Destination : 4 , Je voudrais que quelqu'un m'attende quelque part.


Hésitation

Ce soir, elle a la tête ailleurs …

La route défile mais elle ne la voit même pas : elle est passée en mode conduite automatique. Ce trajet qu’elle fait matin et soir depuis presque dix ans, elle le connait par cœur !

Devant elle, au bout du chemin, il y a la maison, SA maison où l’attendent deux enfants, sûrement endormis au vu de l’heure tardive, et leur père, son compagnon depuis douze ans.

Derrière elle, il y a cet homme brun, au sourire ravageur et au regard intense, avec lequel elle travaille depuis plusieurs années. Leur relation, amicale et professionnelle a toujours été teintée d’un jeu de séduction mutuel sans conséquence parce-que solidement bornée pour l’un et l’autre par une relation amoureuse épanouissante. Et puis, il y a quelques semaines, il avait mis un terme à son couple, ne partageant pas les mêmes aspirations familiales que sa compagne qui refusait catégoriquement d’avoir un enfant.

Ce soir, il avait invité toute l’équipe à fêter son départ : un projet professionnel l’amenait à partir vers Montréal au Canada… Au moment de se séparer, chacun rentrant chez soi, ils s’étaient retrouvés seuls. Il l’avait entraînée vers un bistrot pour lui offrir un verre. C’est là que, le plus sérieusement du monde, il lui avait demandé de partir avec lui. Elle était restée muette … il avait alors secoué la tête, ajoutant qu’il comprenait que c’était impossible.
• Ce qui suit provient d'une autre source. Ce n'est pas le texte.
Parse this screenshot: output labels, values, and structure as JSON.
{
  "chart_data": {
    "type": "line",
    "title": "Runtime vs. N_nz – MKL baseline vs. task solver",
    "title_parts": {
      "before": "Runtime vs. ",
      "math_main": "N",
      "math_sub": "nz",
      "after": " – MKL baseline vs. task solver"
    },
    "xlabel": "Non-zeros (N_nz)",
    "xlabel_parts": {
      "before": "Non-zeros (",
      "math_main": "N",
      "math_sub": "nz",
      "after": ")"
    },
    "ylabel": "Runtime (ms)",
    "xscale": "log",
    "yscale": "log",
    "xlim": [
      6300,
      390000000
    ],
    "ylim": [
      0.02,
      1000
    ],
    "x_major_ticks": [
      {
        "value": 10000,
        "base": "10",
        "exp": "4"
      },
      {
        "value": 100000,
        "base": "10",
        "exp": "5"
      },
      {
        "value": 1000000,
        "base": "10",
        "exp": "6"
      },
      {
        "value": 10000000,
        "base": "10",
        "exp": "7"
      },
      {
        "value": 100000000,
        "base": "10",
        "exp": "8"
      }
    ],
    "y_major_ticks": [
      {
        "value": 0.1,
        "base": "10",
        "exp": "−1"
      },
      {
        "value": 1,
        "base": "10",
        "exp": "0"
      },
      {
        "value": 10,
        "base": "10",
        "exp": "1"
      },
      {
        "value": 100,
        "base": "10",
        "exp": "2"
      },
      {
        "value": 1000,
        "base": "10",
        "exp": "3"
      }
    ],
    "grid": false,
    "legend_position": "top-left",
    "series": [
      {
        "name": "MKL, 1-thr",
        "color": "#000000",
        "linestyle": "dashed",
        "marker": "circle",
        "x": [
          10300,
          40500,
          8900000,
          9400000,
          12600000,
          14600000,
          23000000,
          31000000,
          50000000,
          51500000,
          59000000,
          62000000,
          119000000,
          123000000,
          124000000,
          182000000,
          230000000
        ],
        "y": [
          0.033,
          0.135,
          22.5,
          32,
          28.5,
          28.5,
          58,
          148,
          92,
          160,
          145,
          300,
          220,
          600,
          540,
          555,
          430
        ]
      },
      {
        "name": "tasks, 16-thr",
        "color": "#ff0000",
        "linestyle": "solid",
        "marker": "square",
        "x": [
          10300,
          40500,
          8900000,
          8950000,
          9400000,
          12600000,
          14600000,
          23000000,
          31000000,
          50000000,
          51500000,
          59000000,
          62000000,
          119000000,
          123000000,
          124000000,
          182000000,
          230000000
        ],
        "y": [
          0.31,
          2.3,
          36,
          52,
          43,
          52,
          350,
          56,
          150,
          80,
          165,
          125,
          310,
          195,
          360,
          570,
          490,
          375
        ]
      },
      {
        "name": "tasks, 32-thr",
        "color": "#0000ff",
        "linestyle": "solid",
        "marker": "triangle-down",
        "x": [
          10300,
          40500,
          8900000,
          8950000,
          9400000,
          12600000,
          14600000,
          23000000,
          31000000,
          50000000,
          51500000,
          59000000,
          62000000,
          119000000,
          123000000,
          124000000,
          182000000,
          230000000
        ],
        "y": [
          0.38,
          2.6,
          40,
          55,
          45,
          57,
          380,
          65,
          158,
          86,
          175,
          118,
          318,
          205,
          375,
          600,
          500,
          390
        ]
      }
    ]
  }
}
Ils s’étaient levés et il l’avait raccompagnée jusqu’à sa voiture. Au moment de se séparer, il l’avait embrassée, d’abord doucement puis avec de plus en plus de fougue. Les papillons du désir, éveillés par l’alcool qu’elle venait de boire, s’étaient mis à tourbillonner au fond de son ventre. Quand il l’avait lâchée, elle s’était engouffrée dans sa voiture pour partir au plus vite, sans le regarder. Elle bénissait le ciel d’avoir été dans cette rue : s’ils avaient été seuls, elle savait qu’elle n’aurait pas pu contrôler son désir.
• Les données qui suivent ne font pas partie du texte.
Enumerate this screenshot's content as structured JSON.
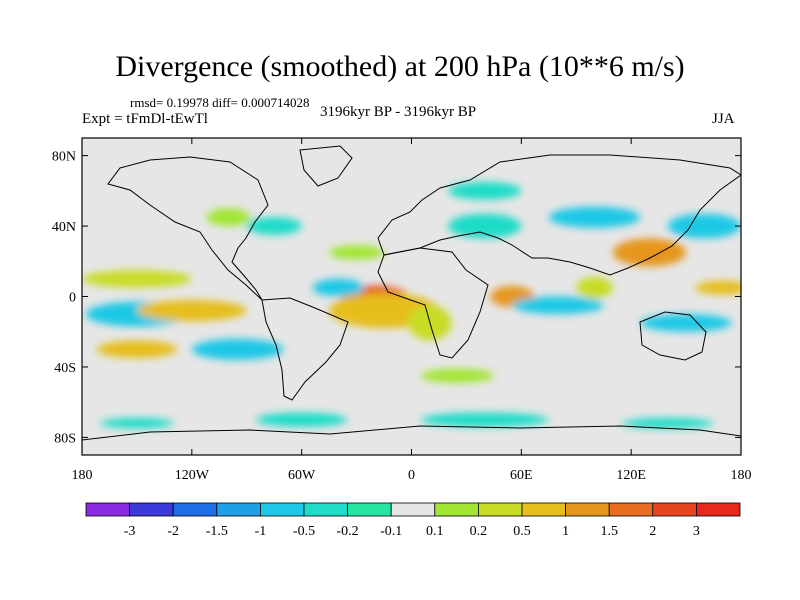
{
  "chart_data": {
    "type": "heatmap",
    "title": "Divergence (smoothed) at 200 hPa (10**6 m/s)",
    "stats": "rmsd= 0.19978 diff= 0.000714028",
    "experiment": "Expt = tFmDl-tEwTl",
    "period": "3196kyr BP - 3196kyr BP",
    "season": "JJA",
    "x_ticks": [
      {
        "value": -180,
        "label": "180"
      },
      {
        "value": -120,
        "label": "120W"
      },
      {
        "value": -60,
        "label": "60W"
      },
      {
        "value": 0,
        "label": "0"
      },
      {
        "value": 60,
        "label": "60E"
      },
      {
        "value": 120,
        "label": "120E"
      },
      {
        "value": 180,
        "label": "180"
      }
    ],
    "y_ticks": [
      {
        "value": 80,
        "label": "80N"
      },
      {
        "value": 40,
        "label": "40N"
      },
      {
        "value": 0,
        "label": "0"
      },
      {
        "value": -40,
        "label": "40S"
      },
      {
        "value": -80,
        "label": "80S"
      }
    ],
    "xlim": [
      -180,
      180
    ],
    "ylim": [
      -90,
      90
    ],
    "colorbar": {
      "colors": [
        "#8a2be2",
        "#3b3bdc",
        "#1e6ee6",
        "#1ea0e6",
        "#1ec8e6",
        "#1edcc8",
        "#24e6a0",
        "#e6e6e6",
        "#a0e632",
        "#c8dc28",
        "#e6be1e",
        "#e6961e",
        "#e66e1e",
        "#e6461e",
        "#e6281e"
      ],
      "labels": [
        "-3",
        "-2",
        "-1.5",
        "-1",
        "-0.5",
        "-0.2",
        "-0.1",
        "0.1",
        "0.2",
        "0.5",
        "1",
        "1.5",
        "2",
        "3"
      ]
    },
    "anomaly_regions": [
      {
        "lon": -20,
        "lat": 0,
        "rlon": 18,
        "rlat": 6,
        "level": 13
      },
      {
        "lon": -15,
        "lat": -8,
        "rlon": 30,
        "rlat": 10,
        "level": 10
      },
      {
        "lon": -40,
        "lat": 5,
        "rlon": 14,
        "rlat": 5,
        "level": 4
      },
      {
        "lon": -150,
        "lat": -10,
        "rlon": 28,
        "rlat": 7,
        "level": 4
      },
      {
        "lon": -120,
        "lat": -8,
        "rlon": 30,
        "rlat": 6,
        "level": 10
      },
      {
        "lon": -150,
        "lat": 10,
        "rlon": 30,
        "rlat": 5,
        "level": 9
      },
      {
        "lon": -95,
        "lat": -30,
        "rlon": 25,
        "rlat": 6,
        "level": 4
      },
      {
        "lon": -150,
        "lat": -30,
        "rlon": 22,
        "rlat": 5,
        "level": 10
      },
      {
        "lon": 10,
        "lat": -15,
        "rlon": 12,
        "rlat": 10,
        "level": 9
      },
      {
        "lon": 55,
        "lat": 0,
        "rlon": 12,
        "rlat": 6,
        "level": 11
      },
      {
        "lon": 80,
        "lat": -5,
        "rlon": 25,
        "rlat": 5,
        "level": 4
      },
      {
        "lon": 150,
        "lat": -15,
        "rlon": 25,
        "rlat": 5,
        "level": 4
      },
      {
        "lon": 130,
        "lat": 25,
        "rlon": 20,
        "rlat": 8,
        "level": 11
      },
      {
        "lon": 100,
        "lat": 45,
        "rlon": 25,
        "rlat": 6,
        "level": 4
      },
      {
        "lon": 40,
        "lat": 40,
        "rlon": 20,
        "rlat": 7,
        "level": 5
      },
      {
        "lon": 160,
        "lat": 40,
        "rlon": 20,
        "rlat": 7,
        "level": 4
      },
      {
        "lon": -75,
        "lat": 40,
        "rlon": 15,
        "rlat": 5,
        "level": 5
      },
      {
        "lon": -100,
        "lat": 45,
        "rlon": 12,
        "rlat": 5,
        "level": 8
      },
      {
        "lon": 40,
        "lat": 60,
        "rlon": 20,
        "rlat": 5,
        "level": 5
      },
      {
        "lon": 25,
        "lat": -45,
        "rlon": 20,
        "rlat": 4,
        "level": 8
      },
      {
        "lon": 40,
        "lat": -70,
        "rlon": 35,
        "rlat": 4,
        "level": 5
      },
      {
        "lon": -60,
        "lat": -70,
        "rlon": 25,
        "rlat": 4,
        "level": 5
      },
      {
        "lon": -150,
        "lat": -72,
        "rlon": 20,
        "rlat": 3,
        "level": 5
      },
      {
        "lon": 140,
        "lat": -72,
        "rlon": 25,
        "rlat": 3,
        "level": 5
      },
      {
        "lon": 100,
        "lat": 5,
        "rlon": 10,
        "rlat": 6,
        "level": 9
      },
      {
        "lon": -30,
        "lat": 25,
        "rlon": 15,
        "rlat": 4,
        "level": 8
      },
      {
        "lon": 170,
        "lat": 5,
        "rlon": 15,
        "rlat": 4,
        "level": 10
      }
    ]
  }
}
A la radio, une chanson de Michel Berger résonne :

Quand je suis seule et que je peux rêver

Je rêve que je suis dans tes bras

Je rêve que je te fais tout bas

Une déclaration.

Quand je suis seule et que j’veux inventer

Que tu es là tout près de moi

Je peux m’imaginer tout bas

Ma déclaration.



Elle se rend compte que les larmes glissent sur ses joues, en même temps qu’elle fredonne le texte. Avisant un petit chemin, elle s’y engage et s’arrête, le visage dans ses mains. Dans sa tête, deux voix se bousculent et elle ne peut s’empêcher d’imaginer un ange et un diable, comme dans les dessins animés. Cette idée la fait sourire mais elle est bien consciente qu’il n’est pas question du bien et du mal, du bon ou du mauvais choix. Le problème est qu’il n’y a pas de choix, elle le sait bien ! Le problème est qu’il a suffi d’une seconde, une seule petite seconde pendant laquelle elle s’est imaginée assise derrière une large baie vitrée donnant sur le St-Laurent, en train d’écrire ce roman commencé depuis des mois mais qu’entre les enfants, la maison et le boulot elle n’arrive pas à avancer. Et que cette image s’est immiscée dans sa tête et s’y enracine, comme un grain de sable dans les rouages d’une machine parfaitement huilée…



Son téléphone portable sonne, sur l’écran, le numéro de la maison s’affiche. Elle répond, il est inquiet, il lui demande où elle est. Elle répond qu’ils ont pris plus de temps que prévu mais qu’elle est sur la route, elle arrive.

« Je t’attends »,

Ces quelques mots la font sourire. Elle regarde l’heure, il est deux heures du mat’ et elle l’imagine très bien, allongé sur le canapé du salon, enroulé dans une couverture en train de regarder un programme minable à la télé.

« Je t’attends »,

Cette idée apaise son cœur et son ventre, faisant remonter une bouffée de tendresse. Elle pense à son mari, leur rencontre, leur mariage deux ans plus tard et la naissance d’un premier puis d’un deuxième enfant. Elle les imagine tous deux endormis, leur tête, aussi blonde que celle de leur père, dépassant de la couette.

Bien sûr, le grain de sable restera là où il est et, de temps en temps, elle le sait, une petite voix résonnera dans sa tête : « Et si…? »

Mais tant pis ! Elle redémarre la voiture et reprend la route qui la ramène chez elle, chez eux.

C’est là qu’est sa place : il n’y a aucun doute, aucun regret, aucune hésitation à avoir.